Some of you know about WinOSI, Michael Granz’s physically-correct photorealism renderer. If so, no doubt you would have seen the WinOSI Comparison Gallery, located here, which showcases a reference scene rendered using various different types of renderers.
Well, here’s my attempt at the scene, rendered using Yafray 0.0.7. I had tried to use Blender’s internal renderer, but the output were simply not up to par with most other renderers.
More details are available on my thread at Yafray.org forums. Click here to go to the thread.
Comments and suggestions for removing those artifacts (render settings available in the above-mentioned thread) are welcome.
I’ve committed the rendered image to Mr Granz, for inclusion in the Comparison Gallery, which is why I posted this here in Finished Projects. However I’m always on the lookout to improve the render.
My only two suggestions for improving the image would be: turn off DoF and turn down your refinement to 0.01 to lose some of the blotchiness of the cache.
Otherwise, its a very good comparison to the other renderers! Is this WinOSI thing still in development? I love its light refraction capabilities!
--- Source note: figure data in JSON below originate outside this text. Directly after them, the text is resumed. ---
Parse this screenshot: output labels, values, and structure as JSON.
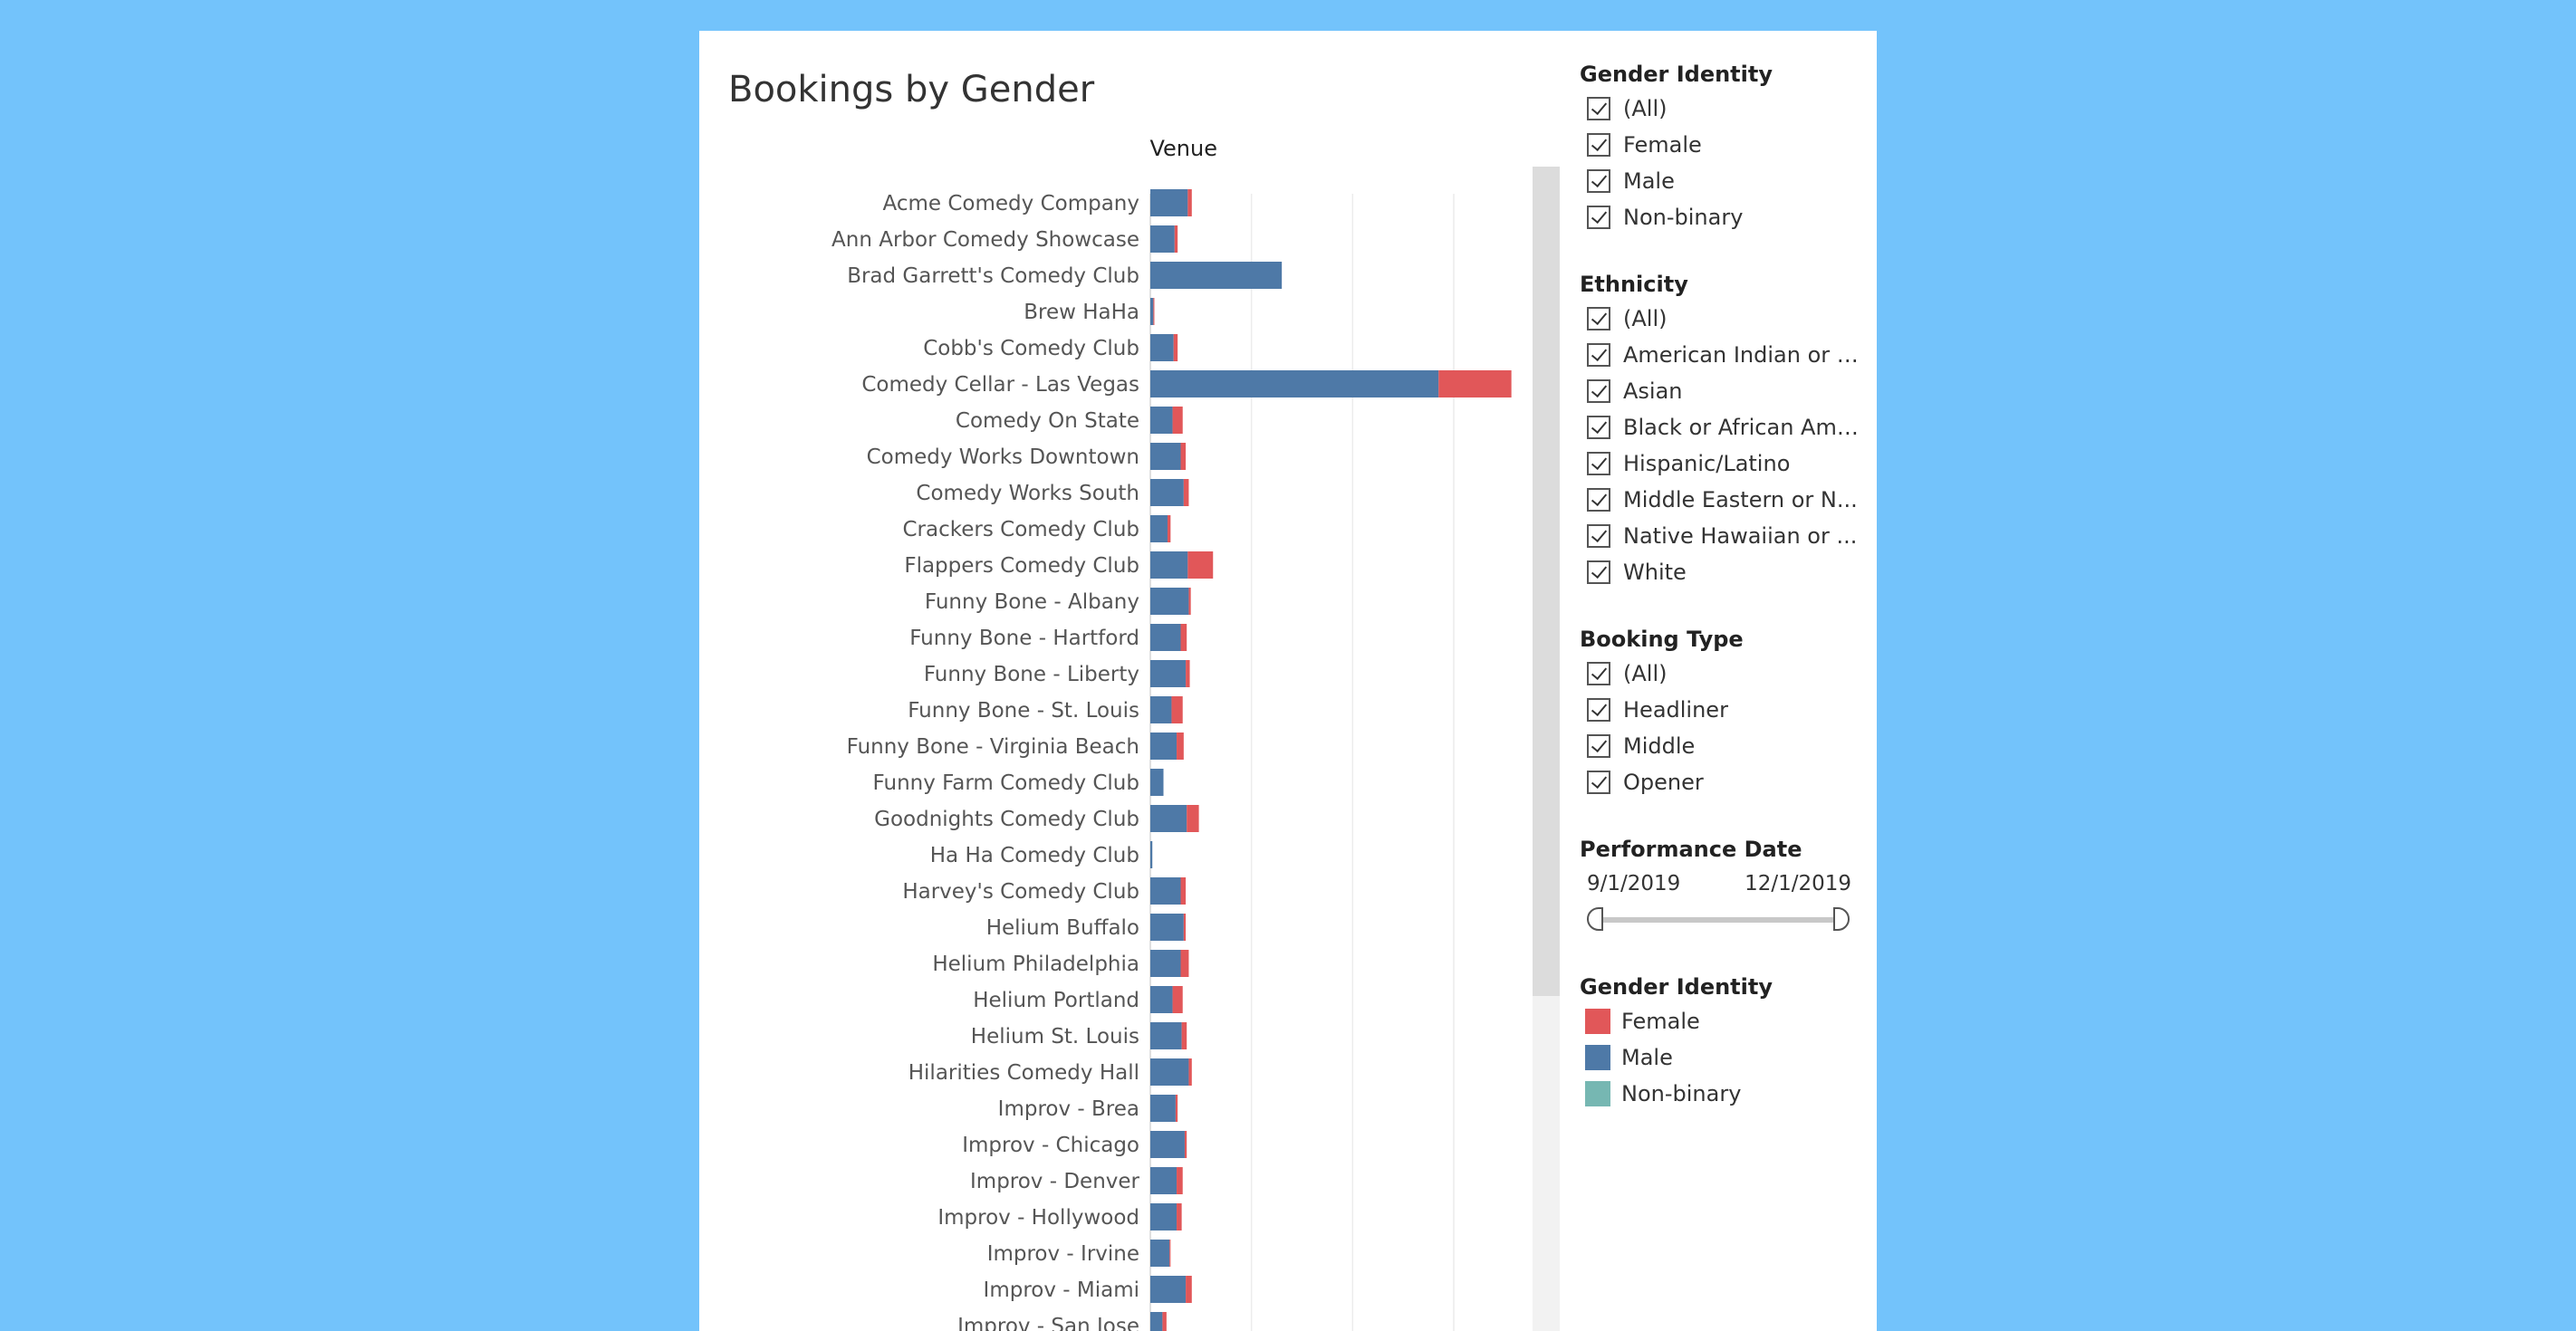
{
  "chart_data": {
    "type": "bar",
    "orientation": "horizontal",
    "stacked": true,
    "title": "Bookings by Gender",
    "ylabel": "Venue",
    "xlabel": "",
    "xlim": [
      0,
      36
    ],
    "grid": true,
    "legend_placement": "right",
    "categories": [
      "Acme Comedy Company",
      "Ann Arbor Comedy Showcase",
      "Brad Garrett's Comedy Club",
      "Brew HaHa",
      "Cobb's Comedy Club",
      "Comedy Cellar - Las Vegas",
      "Comedy On State",
      "Comedy Works Downtown",
      "Comedy Works South",
      "Crackers Comedy Club",
      "Flappers Comedy Club",
      "Funny Bone - Albany",
      "Funny Bone - Hartford",
      "Funny Bone - Liberty",
      "Funny Bone - St. Louis",
      "Funny Bone - Virginia Beach",
      "Funny Farm Comedy Club",
      "Goodnights Comedy Club",
      "Ha Ha Comedy Club",
      "Harvey's Comedy Club",
      "Helium Buffalo",
      "Helium Philadelphia",
      "Helium Portland",
      "Helium St. Louis",
      "Hilarities Comedy Hall",
      "Improv - Brea",
      "Improv - Chicago",
      "Improv - Denver",
      "Improv - Hollywood",
      "Improv - Irvine",
      "Improv - Miami",
      "Improv - San Jose"
    ],
    "series": [
      {
        "name": "Male",
        "color": "#4e79a7",
        "values": [
          3.7,
          2.4,
          13,
          0.3,
          2.3,
          28.5,
          2.2,
          3,
          3.3,
          1.7,
          3.7,
          3.8,
          3,
          3.5,
          2.1,
          2.6,
          1.3,
          3.6,
          0.2,
          3,
          3.3,
          3,
          2.2,
          3.1,
          3.8,
          2.5,
          3.4,
          2.6,
          2.6,
          1.9,
          3.5,
          1.2
        ]
      },
      {
        "name": "Female",
        "color": "#e15759",
        "values": [
          0.4,
          0.3,
          0,
          0.1,
          0.4,
          7.2,
          1,
          0.5,
          0.5,
          0.3,
          2.5,
          0.2,
          0.6,
          0.4,
          1.1,
          0.7,
          0,
          1.2,
          0,
          0.5,
          0.2,
          0.8,
          1,
          0.5,
          0.3,
          0.2,
          0.2,
          0.6,
          0.5,
          0.1,
          0.6,
          0.4
        ]
      },
      {
        "name": "Non-binary",
        "color": "#76b7b2",
        "values": [
          0,
          0,
          0,
          0,
          0,
          0,
          0,
          0,
          0,
          0,
          0,
          0,
          0,
          0,
          0,
          0,
          0,
          0,
          0,
          0,
          0,
          0,
          0,
          0,
          0,
          0,
          0,
          0,
          0,
          0,
          0,
          0
        ]
      }
    ]
  },
  "filters": {
    "gender": {
      "title": "Gender Identity",
      "items": [
        "(All)",
        "Female",
        "Male",
        "Non-binary"
      ]
    },
    "ethnicity": {
      "title": "Ethnicity",
      "items": [
        "(All)",
        "American Indian or A...",
        "Asian",
        "Black or African Ame...",
        "Hispanic/Latino",
        "Middle Eastern or N...",
        "Native Hawaiian or ...",
        "White"
      ]
    },
    "booking_type": {
      "title": "Booking Type",
      "items": [
        "(All)",
        "Headliner",
        "Middle",
        "Opener"
      ]
    },
    "performance_date": {
      "title": "Performance Date",
      "start": "9/1/2019",
      "end": "12/1/2019"
    }
  },
  "legend": {
    "title": "Gender Identity",
    "items": [
      {
        "label": "Female",
        "color": "#e15759"
      },
      {
        "label": "Male",
        "color": "#4e79a7"
      },
      {
        "label": "Non-binary",
        "color": "#76b7b2"
      }
    ]
  }
}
I don’t have DOF on. If you’re talking about the floor texture looking blurry, I was told by Eeshlo that it was due to texture interpolation, which can’t be switched off.
WinOSI is still in development. It was idle for a while, but the website seems to have become active again.
Mrmunkily,
I’ll try to export to XML and edit it by hand. Thanks for the tips.
Another render with tweaked settings. The back wall is now very smooth, and the shadows look smooth as well. But the areas where the bright patches on the wall fade into darker shade toward the ceiling, are still blotchy. I’m now beginning to suspect the material reflection might be set too high, creating too much contrast on the walls.
I’ll try another render probably tomorrow with tweaked material settings for the wall materials, and increased AA (some artifacts visible around the glass ball).
Render time was approximately 55 minutes this time. :o More than twice as long as the previous render!
Looks better, Samjh! For the floor texture, maybe just subdiv it and apply procedural textures (blue and white) to the individual faces to simulate the tile pattern, rather than using (I assume) a bitmap texture. I’ll check the blend to see if I’m talking gibberish or not…
EDIT:
Yeah, I downloaded the blend and subsurfed the floor and rendered this at half size (took about 15 min.):
I also turned down the refinement to .005 (which didn’t help much as you can see…) and turned on AA to 6 passes/10 samples.
that floor texture is only 64x64 pixels. It needs to be a higher res to avoid the interpolation problem. Or as someone else has done, subdivide and assign a seperate material to each face in a checkered pattern.